Recommendation 6: Public bodies and/or contractors should tell all survey respondents that there is statutory authority in the Freedom of Information and Protection of Privacy Act and other relevant legislation (i.e., the Insurance Corporation Act) for the collection, use, transfer, reporting and disclosure of their personal information in surveys and research programs.

Recommendation 7: ICBC and Campbell Goodell Traynor should inform all survey respondents of the voluntary nature of their participation in surveys.

Recommendation 8: ICBC should make every reasonable effort to inform all insured parties that, as customers of ICBC, they may be contacted by a survey research company. ICBC should provide written notice to all insured parties of this secondary use of their personal information. The written notice can be given to insured parties at the time they purchase or renew their insurance policies, and/or when they enter the insurance claim process.

Recommendation 9: ICBC should provide insured parties with written notice of their right to "opt-out" of being contacted for customer survey research. The written notice can be given to insured parties at the time they purchase or renew their insurance policies, and/or when insured parties enter the insurance claim process.

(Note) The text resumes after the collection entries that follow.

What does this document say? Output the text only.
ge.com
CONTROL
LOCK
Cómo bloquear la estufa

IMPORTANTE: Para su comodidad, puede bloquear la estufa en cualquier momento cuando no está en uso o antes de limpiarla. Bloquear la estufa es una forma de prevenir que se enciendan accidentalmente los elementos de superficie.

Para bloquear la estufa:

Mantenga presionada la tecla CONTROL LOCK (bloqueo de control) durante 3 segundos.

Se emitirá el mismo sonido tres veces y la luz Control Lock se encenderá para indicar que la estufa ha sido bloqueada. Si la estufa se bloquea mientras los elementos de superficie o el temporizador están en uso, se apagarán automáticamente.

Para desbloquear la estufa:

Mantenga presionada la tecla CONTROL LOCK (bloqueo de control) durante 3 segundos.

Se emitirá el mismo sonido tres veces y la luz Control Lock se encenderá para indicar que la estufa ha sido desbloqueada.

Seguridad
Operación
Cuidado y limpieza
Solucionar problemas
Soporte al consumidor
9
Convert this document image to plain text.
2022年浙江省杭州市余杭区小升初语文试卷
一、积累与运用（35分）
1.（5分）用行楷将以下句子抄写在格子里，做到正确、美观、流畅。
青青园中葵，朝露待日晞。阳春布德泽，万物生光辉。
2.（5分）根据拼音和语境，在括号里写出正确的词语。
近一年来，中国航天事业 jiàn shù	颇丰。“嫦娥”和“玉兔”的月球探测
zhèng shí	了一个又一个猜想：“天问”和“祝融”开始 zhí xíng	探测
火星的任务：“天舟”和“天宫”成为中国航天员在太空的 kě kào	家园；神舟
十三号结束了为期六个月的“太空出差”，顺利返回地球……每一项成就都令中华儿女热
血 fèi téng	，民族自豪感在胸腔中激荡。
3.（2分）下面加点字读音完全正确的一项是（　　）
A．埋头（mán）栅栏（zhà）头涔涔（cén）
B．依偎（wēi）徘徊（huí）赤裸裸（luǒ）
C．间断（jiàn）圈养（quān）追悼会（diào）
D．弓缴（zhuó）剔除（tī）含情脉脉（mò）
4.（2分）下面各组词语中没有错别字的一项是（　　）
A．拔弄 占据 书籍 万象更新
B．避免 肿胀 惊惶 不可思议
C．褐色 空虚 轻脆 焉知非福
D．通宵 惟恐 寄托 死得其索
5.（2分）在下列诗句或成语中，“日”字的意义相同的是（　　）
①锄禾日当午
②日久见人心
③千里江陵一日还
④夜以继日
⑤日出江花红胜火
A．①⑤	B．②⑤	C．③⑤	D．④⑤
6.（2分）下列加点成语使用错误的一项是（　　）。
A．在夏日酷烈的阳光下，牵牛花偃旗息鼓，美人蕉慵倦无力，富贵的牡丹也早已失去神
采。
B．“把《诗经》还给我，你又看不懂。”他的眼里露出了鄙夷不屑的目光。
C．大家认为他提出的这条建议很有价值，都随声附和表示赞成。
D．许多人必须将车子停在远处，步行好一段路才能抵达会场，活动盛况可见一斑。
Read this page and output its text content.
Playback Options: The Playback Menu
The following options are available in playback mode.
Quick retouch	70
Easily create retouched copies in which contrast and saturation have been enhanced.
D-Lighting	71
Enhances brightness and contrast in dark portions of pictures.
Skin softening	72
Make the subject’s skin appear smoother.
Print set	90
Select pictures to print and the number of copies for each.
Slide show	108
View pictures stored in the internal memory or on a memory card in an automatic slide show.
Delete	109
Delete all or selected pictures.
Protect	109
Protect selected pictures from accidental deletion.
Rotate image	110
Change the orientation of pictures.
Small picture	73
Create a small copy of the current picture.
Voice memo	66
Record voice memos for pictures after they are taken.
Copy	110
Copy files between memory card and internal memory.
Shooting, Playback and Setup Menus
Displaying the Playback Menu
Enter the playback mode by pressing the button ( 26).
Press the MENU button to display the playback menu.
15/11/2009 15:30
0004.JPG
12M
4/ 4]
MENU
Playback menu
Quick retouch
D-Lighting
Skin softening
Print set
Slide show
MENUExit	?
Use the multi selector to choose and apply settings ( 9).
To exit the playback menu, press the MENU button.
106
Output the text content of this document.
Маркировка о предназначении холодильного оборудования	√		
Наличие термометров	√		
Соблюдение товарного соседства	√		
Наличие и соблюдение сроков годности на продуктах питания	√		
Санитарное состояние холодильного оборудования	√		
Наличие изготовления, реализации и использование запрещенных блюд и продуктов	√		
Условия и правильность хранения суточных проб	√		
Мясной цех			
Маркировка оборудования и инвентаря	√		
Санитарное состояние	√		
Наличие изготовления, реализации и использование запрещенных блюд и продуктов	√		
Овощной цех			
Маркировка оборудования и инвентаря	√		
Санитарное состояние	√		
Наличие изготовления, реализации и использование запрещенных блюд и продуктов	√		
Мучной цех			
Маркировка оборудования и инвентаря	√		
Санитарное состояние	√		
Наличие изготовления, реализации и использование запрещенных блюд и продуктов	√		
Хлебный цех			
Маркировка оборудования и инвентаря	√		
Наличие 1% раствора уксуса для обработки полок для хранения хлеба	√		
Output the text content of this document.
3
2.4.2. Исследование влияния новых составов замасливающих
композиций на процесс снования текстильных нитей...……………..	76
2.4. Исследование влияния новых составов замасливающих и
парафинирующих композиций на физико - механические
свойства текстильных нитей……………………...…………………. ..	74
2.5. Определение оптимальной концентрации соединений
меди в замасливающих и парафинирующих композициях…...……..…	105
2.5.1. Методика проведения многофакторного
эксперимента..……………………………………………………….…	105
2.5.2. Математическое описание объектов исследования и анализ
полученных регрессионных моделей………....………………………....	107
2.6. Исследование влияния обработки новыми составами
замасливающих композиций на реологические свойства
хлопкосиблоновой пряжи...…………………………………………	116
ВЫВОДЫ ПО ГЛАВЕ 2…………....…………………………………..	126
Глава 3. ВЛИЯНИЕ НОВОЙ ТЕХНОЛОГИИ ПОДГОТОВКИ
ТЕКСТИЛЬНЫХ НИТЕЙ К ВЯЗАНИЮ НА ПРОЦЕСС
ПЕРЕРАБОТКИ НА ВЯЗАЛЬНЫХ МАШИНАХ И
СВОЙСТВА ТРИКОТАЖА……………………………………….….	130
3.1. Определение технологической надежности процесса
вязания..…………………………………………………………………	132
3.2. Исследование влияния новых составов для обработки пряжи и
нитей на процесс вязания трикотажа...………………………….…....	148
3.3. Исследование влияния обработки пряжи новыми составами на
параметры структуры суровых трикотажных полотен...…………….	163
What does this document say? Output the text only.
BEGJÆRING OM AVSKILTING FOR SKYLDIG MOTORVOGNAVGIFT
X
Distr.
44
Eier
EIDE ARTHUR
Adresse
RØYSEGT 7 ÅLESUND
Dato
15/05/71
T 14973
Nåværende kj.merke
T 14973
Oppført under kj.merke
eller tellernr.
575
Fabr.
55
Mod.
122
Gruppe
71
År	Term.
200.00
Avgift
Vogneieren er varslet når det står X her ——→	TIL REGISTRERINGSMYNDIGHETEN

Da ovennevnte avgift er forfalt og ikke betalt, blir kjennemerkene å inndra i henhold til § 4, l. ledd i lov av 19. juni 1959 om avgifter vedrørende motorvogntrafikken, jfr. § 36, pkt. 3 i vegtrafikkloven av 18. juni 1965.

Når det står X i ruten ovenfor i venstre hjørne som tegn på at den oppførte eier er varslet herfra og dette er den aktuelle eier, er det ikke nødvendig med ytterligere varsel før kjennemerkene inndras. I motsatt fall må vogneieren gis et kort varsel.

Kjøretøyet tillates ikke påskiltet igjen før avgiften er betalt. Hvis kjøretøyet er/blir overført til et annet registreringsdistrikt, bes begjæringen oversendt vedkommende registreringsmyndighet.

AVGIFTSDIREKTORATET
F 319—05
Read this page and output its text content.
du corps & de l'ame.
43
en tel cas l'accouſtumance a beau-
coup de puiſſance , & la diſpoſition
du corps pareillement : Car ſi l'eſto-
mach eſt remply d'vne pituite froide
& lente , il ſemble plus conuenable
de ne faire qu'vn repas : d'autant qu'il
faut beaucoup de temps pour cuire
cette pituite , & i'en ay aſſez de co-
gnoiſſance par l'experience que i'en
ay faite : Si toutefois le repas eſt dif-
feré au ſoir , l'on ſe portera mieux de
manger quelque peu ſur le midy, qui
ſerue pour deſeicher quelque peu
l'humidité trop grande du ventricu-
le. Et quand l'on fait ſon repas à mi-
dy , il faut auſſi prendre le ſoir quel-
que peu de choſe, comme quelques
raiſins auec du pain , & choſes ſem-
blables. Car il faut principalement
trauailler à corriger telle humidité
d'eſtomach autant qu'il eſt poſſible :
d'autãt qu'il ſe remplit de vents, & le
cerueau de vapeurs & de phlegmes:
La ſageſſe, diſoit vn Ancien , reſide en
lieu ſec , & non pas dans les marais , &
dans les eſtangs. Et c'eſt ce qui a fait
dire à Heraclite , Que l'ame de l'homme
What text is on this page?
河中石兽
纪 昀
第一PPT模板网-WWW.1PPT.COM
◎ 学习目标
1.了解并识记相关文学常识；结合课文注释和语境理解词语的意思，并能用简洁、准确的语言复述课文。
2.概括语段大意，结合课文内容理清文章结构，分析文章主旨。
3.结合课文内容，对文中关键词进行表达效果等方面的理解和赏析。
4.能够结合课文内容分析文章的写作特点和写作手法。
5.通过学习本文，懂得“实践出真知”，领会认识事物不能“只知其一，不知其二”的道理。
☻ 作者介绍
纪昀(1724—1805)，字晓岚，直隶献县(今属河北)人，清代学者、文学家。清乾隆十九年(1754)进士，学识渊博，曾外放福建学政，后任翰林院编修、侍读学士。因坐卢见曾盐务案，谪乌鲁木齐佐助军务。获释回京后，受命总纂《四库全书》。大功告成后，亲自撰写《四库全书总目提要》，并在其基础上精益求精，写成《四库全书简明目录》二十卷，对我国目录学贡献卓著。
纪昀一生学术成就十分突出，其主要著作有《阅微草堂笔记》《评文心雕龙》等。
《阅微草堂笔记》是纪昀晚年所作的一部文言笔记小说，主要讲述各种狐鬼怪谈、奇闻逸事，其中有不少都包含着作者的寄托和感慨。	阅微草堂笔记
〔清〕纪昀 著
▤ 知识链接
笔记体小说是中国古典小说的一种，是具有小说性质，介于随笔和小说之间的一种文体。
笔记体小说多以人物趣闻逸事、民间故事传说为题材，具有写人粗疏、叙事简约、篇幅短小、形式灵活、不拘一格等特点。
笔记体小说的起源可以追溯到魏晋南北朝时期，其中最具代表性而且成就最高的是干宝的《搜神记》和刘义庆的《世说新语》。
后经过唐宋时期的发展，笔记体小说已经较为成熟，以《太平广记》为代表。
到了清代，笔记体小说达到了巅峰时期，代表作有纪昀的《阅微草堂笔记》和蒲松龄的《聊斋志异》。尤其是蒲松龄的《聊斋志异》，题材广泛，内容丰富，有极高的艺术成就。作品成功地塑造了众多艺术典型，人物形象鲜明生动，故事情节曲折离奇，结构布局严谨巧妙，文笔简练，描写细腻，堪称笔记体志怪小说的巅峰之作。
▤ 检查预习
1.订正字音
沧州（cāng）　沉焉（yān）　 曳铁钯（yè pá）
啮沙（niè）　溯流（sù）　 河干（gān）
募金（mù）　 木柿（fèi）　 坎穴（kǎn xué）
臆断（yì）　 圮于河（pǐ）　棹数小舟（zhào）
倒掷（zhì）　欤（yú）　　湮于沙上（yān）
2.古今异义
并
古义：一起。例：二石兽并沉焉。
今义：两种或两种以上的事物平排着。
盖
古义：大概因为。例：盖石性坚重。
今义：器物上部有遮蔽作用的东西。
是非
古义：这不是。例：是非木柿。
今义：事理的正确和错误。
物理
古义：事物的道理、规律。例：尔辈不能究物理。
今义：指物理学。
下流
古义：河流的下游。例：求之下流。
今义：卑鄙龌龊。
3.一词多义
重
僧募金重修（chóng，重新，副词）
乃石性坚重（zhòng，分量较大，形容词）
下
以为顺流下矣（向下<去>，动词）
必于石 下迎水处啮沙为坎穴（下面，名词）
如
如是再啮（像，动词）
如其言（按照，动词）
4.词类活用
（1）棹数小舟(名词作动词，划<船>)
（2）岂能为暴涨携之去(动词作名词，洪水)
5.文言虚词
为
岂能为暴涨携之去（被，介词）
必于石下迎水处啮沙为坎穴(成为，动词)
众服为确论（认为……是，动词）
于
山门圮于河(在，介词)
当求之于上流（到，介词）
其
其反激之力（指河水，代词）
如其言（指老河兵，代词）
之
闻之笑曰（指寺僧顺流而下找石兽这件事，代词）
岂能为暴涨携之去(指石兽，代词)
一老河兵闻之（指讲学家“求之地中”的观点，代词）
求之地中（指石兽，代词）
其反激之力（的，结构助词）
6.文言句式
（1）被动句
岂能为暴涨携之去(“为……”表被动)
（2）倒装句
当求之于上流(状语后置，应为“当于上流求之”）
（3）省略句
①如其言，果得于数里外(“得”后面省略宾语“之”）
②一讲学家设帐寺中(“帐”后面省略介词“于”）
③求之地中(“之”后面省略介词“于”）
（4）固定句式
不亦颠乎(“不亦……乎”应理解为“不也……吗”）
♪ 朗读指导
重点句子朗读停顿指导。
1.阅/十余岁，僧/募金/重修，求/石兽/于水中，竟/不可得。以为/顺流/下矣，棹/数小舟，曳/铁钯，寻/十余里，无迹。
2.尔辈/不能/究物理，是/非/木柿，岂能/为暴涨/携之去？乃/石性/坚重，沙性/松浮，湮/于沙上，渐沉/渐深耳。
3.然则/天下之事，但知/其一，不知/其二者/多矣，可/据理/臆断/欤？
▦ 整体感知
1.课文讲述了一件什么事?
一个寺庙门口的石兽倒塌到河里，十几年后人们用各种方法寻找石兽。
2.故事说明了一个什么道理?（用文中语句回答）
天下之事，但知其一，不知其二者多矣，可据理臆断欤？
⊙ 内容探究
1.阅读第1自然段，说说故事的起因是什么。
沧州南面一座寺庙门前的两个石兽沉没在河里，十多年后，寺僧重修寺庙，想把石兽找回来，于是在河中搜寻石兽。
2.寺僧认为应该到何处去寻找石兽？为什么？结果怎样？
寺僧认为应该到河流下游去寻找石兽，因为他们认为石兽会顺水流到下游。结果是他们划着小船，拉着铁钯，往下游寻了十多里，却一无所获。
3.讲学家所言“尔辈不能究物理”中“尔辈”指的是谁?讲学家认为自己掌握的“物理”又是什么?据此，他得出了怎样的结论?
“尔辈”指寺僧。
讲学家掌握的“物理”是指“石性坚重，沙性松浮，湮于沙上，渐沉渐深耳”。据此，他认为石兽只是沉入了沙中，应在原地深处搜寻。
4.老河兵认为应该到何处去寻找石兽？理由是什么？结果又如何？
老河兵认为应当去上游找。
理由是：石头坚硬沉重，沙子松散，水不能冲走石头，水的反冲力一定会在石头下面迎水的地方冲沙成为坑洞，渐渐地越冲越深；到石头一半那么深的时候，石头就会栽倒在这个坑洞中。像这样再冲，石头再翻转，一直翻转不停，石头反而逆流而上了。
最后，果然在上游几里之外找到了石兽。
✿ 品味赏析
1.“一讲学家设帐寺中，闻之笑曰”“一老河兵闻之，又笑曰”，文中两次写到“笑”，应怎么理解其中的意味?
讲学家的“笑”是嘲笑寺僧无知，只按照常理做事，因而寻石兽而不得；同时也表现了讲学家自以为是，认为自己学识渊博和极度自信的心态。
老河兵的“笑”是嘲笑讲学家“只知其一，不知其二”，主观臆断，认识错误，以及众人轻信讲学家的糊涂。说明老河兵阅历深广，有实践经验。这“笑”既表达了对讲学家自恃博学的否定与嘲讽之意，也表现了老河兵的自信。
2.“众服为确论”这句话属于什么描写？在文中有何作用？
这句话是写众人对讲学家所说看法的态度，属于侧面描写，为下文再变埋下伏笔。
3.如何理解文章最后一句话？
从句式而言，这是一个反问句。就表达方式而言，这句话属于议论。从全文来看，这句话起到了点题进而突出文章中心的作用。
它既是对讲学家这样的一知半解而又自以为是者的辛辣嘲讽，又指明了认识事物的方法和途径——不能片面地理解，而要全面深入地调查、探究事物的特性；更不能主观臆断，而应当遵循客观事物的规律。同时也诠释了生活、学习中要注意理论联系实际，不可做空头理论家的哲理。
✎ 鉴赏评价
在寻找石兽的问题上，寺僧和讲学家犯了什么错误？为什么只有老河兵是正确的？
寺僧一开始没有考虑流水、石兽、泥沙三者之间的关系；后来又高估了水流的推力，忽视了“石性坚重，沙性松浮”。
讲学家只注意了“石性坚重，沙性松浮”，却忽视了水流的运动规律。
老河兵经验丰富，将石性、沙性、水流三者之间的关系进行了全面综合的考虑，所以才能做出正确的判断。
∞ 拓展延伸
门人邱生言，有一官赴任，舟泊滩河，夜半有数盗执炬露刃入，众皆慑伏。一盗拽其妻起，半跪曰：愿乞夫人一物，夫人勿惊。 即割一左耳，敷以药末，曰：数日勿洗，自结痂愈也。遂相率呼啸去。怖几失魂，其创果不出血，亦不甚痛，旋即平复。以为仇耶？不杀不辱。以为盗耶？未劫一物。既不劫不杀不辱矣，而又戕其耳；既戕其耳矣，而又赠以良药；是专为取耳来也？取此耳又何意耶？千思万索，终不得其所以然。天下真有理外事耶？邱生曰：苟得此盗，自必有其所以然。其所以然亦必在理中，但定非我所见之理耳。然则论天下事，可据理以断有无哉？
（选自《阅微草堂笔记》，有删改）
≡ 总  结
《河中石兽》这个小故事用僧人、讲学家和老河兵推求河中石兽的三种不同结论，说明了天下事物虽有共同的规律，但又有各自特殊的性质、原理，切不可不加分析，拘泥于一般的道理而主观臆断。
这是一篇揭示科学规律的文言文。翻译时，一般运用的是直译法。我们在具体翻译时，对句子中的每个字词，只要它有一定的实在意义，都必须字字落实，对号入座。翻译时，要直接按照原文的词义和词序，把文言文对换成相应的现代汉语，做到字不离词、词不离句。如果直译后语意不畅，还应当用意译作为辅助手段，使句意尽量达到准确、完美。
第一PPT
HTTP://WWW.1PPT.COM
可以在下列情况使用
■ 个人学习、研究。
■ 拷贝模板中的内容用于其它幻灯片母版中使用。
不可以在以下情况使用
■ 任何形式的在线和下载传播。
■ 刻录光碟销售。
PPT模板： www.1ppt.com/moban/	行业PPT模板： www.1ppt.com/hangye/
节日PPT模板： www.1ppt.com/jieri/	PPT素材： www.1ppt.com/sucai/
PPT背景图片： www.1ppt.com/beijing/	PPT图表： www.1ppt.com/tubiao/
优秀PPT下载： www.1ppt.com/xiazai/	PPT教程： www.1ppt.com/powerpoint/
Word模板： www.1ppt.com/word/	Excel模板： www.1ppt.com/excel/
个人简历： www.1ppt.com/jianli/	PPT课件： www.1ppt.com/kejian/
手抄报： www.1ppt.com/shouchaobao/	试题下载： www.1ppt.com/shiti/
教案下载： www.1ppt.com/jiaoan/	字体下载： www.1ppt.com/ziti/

Appendix 1 These are the ten principles of the CSA Model Code for the Protection of Personal Information.. Private sector contractors should consider adopting these principles to govern their collection, use and disclosure of personal information for all activities outside the scope of contracts between public bodies and contractors. 1. Accountability An organization is responsible for personal information under its control and shall designate an individual or individuals who are accountable for the organization's compliance with the following principles. 2. Identifying Purposes The purposes for which personal information is collected shall be identified by the organization at or before the time the information is collected. 3. Consent The knowledge and consent of the individual are required for the collection, use, or disclosure of personal information, except where inappropriate. 4. Limiting Collection The collection of personal information shall be limited to that which is necessary for the purposes identified by the organization. Information shall be collected by fair and lawful means. 5. Limiting Use, Disclosure, and Retention Personal information shall not be used or disclosed for purposes other than those for which it was collected, except with the consent of the individual or as required by law. Personal information shall be retained only as long as necessary for the fulfillment of those purposes. 6. Accuracy Personal information shall be as accurate, complete, and up-to-date as is necessary for the purposes for which it is to be used. 7. Safeguards Personal information shall be protected by security safeguards appropriate to the sensitivity of the information. 8 Openness An organization shall make readily available to individuals specific information about its policies and practices relating to the management of personal information. 9. Individual Access Upon request, an individual shall be informed of the existence, use, and disclosure of his or her personal information and shall be given access to that information. An individual shall be able to challenge the accuracy and completeness of the information and have it amended as appropriate. 10. Challenging Compliance An individual shall be able to address a challenge concerning compliance with the above principles to the designated individual or individuals accountable for the organization's compliance.